Les salariés qui souhaitent bénéficier de cette priorité, dans un sens comme dans l’autre, en informent l’entreprise par écrit soit par lettre recommandée avec accusé de réception, soit par lettre remise en main propre contre signature.
L’entreprise informera par écrit les salariés qui en ont fait la demande de la disponibilité du ou des postes leur correspondant à pourvoir. Le salarié dispose alors d’un délai de 7 jour franc pour répondre à l’entreprise.
Si plusieurs salariés ont fait valoir cette priorité pour le même poste, il appartient à l'employeur de leur communiquer les critères objectifs qu'il a pris en considération lors de son choix, le niveau de compétence du salarié demeurant le critère essentiel.
Droits des salariés à temps partiel
Les salariés à temps partiel bénéficient des droits reconnus aux salariés à temps complet par la loi, les conventions et les accords d'entreprise sous réserve, en ce qui concerne les droits conventionnels, de modalités spécifiques éventuellement prévues par une convention ou un accord collectif.
Ainsi, ils bénéficieront notamment de tous les droits et avantages reconnus aux salariés à temps plein de même qualification et de même ancienneté en ce qui concerne les possibilités de promotion, de déroulement de carrière et d'accès à la formation.
Compte tenu de la durée du travail et de leur ancienneté dans l'entreprise, la rémunération des salariés à temps partiel est proportionnelle à celle des salariés qui, à qualification et compétence égales, occupent à temps complet un emploi équivalent dans l'entreprise.
La période d'essai des salariés à temps partiel ne peut avoir une durée calendaire supérieure à celle des salariés à temps complet.
Pour la détermination des droits liés à l'ancienneté, la durée de celle-ci est décomptée pour le salarié à temps partiel comme s'ils avaient été occupés à temps complet, les éventuelles périodes non travaillées étant prises en compte en totalité.

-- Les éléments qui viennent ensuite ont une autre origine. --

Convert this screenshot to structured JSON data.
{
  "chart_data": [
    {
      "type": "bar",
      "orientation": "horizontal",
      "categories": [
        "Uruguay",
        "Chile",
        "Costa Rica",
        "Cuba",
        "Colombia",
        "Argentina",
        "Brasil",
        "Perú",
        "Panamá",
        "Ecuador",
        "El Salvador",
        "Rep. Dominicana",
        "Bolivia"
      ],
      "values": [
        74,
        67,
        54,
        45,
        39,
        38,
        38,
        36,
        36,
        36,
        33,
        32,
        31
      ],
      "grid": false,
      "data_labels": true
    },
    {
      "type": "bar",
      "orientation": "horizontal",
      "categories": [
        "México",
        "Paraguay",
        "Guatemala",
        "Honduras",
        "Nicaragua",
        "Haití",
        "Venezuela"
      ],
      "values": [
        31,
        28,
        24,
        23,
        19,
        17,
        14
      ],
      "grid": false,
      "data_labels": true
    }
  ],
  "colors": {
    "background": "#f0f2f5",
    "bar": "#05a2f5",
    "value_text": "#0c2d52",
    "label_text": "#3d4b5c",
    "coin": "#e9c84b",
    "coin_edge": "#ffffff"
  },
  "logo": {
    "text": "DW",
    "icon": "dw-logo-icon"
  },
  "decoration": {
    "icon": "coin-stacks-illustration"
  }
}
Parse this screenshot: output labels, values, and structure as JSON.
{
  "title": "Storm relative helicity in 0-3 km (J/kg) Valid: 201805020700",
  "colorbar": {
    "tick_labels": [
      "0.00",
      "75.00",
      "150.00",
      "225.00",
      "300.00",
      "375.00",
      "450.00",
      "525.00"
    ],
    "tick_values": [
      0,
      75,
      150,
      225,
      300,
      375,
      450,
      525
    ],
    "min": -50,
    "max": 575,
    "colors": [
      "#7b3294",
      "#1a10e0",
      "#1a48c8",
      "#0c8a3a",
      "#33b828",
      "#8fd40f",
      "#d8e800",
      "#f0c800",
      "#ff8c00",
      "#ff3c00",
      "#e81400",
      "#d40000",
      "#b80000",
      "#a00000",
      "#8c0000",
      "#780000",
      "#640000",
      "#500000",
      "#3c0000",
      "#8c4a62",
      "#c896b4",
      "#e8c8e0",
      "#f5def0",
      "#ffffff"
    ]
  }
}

9.1 Programmation indicative transmise aux salariés au début de chaque période de référence
La programmation indicative du temps de travail sera déterminée par la direction de la Société et transmis aux salariés avant le début de chaque période de référence. Eu égard à l’activité de la SAS JAFFRAY et à sa dépendance des aléas climatiques, aux marées et autres réglementations liées à l’activité Pêche et Mareyage, cette planification
annuelle ne peut constituer qu’en un seul escompte et ne peut manifestement pas être assuré.
9.2 Modification de la programmation indicative
La programmation indicative telle que communiquée aux salariés en début de période de référence pourra faire l'objet de modifications selon les dispositions conventionnelles.
Lorsque des circonstances exceptionnelles telles que pannes de production, retards exceptionnels de livraison de fournitures, avaries climatiques, réglementations préfectorales, etc., le délai pourra être réduit à 3 jours.
9.3 Consultation du comité social et économique et transmission à l'inspecteur du travail
Le comité social et économique est préalablement consulté sur la programmation indicative conformément aux dispositions de l'article D. 3121-27 du code du travail. Il est également consulté en cas de modification de la programmation indicative. La programmation indicative est préalablement communiquée à l'inspecteur du travail compétent conformément aux dispositions de l'article D. 3171-4. La modification de la programmation lui est également communiquée.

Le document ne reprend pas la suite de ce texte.